In May, an Irish woman’s right vertebrae were wired so she could regain control of her body after she fell and fractured her neck.
She was forced to have surgery after her spinal cord was damaged, but her injuries were not life-threatening.
Now, her husband and sister are demanding her surgery be paid for, as she must wear a device to control the movement of her spine.
“I feel the doctors are not listening to me,” she said.
“They’ve told me I’m going straight to heaven.”
There’s no way I’m ever going to walk again.
“After the operation, the woman lost her left hip, which had to be reconstructed and her left leg.
Now she has a new right vertebral artery and a new spine.
The procedure, which is performed in a hospital in Limerick, cost the woman €200,000.
But now her husband has called for a parliamentary inquiry into how the Irish health service treats spinal cord injuries.”

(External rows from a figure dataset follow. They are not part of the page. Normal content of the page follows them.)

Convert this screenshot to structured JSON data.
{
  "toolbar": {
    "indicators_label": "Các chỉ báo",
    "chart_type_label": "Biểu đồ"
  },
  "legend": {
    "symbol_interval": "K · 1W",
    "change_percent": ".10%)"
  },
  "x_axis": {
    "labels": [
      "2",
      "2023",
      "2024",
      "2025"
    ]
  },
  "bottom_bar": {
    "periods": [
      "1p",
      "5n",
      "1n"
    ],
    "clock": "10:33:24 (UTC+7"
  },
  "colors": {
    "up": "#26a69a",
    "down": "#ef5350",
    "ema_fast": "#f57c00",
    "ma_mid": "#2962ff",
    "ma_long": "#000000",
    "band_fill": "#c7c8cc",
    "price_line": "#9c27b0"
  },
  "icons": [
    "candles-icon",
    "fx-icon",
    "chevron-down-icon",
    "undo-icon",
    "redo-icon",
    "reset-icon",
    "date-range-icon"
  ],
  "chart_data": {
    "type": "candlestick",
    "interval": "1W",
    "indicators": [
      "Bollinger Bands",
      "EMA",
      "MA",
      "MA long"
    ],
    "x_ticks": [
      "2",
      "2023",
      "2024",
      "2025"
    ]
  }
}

It’s not right for me to be paying for this, it’s not fair for me, and I don’t want this,” she told the Irish Times.”
This is an injury that’s been very long and very painful.
“The doctors and nurses have to be listening to us, and we’re asking for the money for this surgery.”
Dr Michael Breen, director of the University of Limerick’s Institute of Rehabilitation Medicine, told the paper that many patients do not need the surgery because of their age, disability or mental health.
“A lot of patients, especially young people, have not had the best outcome, they’ve had some problems with their brain, and there have been some complications with the nerves that connect their spinal cord to the rest of their body,” he said.
The Irish Times understands the woman had a fracture of her left femur and vertebra in the neck and a fracture to her right ankle.
She has also had spinal cord injury in her left hand, a fracture in her right leg, a dislocation in her back and a dislocated shoulder.
The woman was taken to hospital for evaluation and scans.
The Independent Health Association (IHA) is a charity that provides medical advice on spinal cord health and rehabilitation.
A spokeswoman said it was a charity organisation and not a medical organisation.
“We have always advised people to follow our guidelines on care for spinal cord conditions and rehabilitation,” she added.
“In this case we did not think the surgery was appropriate for this patient.”